In the identification of barriers, and as in other studies, we found that the lack of leadership, the consumption of time in its completion without a perceived benefit, the difficulty in identifying the responsibility of each professional, and the scarce communication and absence of teamwork are the factors that condition our current situation (5). Many of the barriers identified for the successful implementation of the LVQ depend on the organization and cultural factors of each center (5). However, the global perception of the utility of the LVQ in our case was positive for about 80% of the respondents, which reflects a favorable attitude to continue improving its implementation.
In the Haynes study (8), LVQ implantation was associated with a significant reduction in the rates of complications and mortality associated with surgery. However, other studies have not found a significant decrease in morbidity and mortality and suggest that LVQ may be less effective in practice than previously suggested in the literature (10).
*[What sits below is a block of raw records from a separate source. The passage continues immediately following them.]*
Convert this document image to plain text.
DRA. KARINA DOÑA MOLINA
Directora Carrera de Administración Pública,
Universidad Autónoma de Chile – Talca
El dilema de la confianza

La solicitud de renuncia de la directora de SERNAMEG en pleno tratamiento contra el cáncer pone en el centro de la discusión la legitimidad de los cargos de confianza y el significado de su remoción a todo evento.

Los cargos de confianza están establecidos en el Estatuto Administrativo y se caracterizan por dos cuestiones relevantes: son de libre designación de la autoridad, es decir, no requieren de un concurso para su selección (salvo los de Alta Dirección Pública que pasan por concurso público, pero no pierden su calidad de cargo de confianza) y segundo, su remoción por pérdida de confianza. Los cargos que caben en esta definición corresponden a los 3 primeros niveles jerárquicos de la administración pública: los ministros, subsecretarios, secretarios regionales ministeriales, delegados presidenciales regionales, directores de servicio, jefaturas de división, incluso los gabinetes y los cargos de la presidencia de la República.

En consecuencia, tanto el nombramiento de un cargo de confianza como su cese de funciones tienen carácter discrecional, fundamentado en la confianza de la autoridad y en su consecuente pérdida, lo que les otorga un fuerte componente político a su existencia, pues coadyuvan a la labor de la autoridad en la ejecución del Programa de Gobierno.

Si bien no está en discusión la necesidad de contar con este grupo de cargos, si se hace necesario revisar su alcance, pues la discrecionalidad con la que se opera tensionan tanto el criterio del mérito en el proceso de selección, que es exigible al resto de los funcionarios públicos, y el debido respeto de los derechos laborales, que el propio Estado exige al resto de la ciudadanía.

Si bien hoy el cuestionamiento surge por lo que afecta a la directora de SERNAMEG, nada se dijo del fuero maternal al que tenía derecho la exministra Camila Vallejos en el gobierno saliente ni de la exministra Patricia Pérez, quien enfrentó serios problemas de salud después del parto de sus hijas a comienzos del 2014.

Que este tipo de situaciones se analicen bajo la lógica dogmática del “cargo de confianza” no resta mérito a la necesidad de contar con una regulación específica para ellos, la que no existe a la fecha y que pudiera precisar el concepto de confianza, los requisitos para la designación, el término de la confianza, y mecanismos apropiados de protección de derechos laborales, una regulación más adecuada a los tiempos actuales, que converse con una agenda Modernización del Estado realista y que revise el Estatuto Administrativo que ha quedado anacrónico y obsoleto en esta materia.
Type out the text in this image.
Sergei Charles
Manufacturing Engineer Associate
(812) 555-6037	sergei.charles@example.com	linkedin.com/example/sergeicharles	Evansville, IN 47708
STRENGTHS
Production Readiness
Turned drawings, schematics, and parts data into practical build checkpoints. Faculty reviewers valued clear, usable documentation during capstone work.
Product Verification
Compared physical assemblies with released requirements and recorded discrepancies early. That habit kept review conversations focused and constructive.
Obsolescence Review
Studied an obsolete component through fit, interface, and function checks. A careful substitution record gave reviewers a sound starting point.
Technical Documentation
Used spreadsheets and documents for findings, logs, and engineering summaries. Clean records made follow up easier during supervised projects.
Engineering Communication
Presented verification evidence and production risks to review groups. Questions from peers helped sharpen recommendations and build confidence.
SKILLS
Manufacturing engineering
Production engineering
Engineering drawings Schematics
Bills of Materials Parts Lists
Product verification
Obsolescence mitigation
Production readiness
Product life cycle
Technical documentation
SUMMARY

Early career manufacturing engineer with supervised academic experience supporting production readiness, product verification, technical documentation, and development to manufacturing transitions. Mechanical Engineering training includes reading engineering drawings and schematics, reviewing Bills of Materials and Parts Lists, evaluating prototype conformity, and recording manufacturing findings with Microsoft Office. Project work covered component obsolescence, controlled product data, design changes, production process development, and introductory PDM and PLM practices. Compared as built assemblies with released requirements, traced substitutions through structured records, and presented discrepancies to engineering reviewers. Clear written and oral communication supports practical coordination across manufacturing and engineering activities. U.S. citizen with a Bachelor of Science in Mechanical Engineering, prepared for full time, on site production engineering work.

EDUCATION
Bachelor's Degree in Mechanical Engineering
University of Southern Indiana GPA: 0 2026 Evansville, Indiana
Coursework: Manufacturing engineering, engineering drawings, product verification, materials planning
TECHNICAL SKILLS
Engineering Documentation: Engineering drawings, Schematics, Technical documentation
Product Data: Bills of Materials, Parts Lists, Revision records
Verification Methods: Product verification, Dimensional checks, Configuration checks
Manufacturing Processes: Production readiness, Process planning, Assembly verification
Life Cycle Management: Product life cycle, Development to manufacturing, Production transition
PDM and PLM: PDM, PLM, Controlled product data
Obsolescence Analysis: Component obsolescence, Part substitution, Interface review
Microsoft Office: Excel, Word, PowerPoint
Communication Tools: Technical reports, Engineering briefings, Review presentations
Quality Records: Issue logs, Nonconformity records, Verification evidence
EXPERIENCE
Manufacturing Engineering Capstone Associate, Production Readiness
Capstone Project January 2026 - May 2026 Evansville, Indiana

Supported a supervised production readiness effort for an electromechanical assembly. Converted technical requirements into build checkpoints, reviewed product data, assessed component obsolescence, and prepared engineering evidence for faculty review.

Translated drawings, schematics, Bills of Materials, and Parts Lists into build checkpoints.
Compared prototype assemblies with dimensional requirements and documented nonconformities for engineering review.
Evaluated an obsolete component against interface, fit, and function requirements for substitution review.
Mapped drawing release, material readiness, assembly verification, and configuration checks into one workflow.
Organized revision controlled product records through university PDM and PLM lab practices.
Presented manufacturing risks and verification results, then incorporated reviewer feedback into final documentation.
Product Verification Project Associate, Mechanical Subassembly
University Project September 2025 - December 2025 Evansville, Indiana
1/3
In our experience, we have not assessed the impact on surgical morbidity and mortality or whether it increases hospital costs or lengthens the time of the intervention, which constitutes a limitation in our study. All efforts have been directed to trying to improve the implementation of this practice, although we plan to do so in the immediate future.
However, the purpose of this initiative, to improve patient safety by trying to reduce avoidable adverse events, justifies the effort made to optimize the implementation of the list. Furthermore, analogously to the results of Fourcade et al. (5), we believe that our findings and those derived from the Paz project have relevant implications for the design, use, and assessment of the LVQ by national health authorities. Likewise, an improvement in the use of the list is possible and should be considered an objective to be achieved by quality management programs in the centers (3).
The Surgical Verification List is an effective tool when it comes to improving the safety of the surgical patient, which can be implemented in the Surgical Areas of any hospital, although it supposes establishing a new dynamic and assumption of roles of the different professionals involved in performing the procedure. Same. The levels of implantation reached in our institution are remarkable, but there is still room to improve its completion. As has been shown, making it mandatory is not enough.
We are convinced that the involvement of professionals in the analysis of the LVQ implementation problems, the adoption of measures for its correct use, the sharing of difficulties and training and teamwork together with the involvement of professionals and patients, as tools to overcome barriers, will result in a decrease in surgical complications and an improvement in the quality of care until reaching what the WHO defined as safe surgery.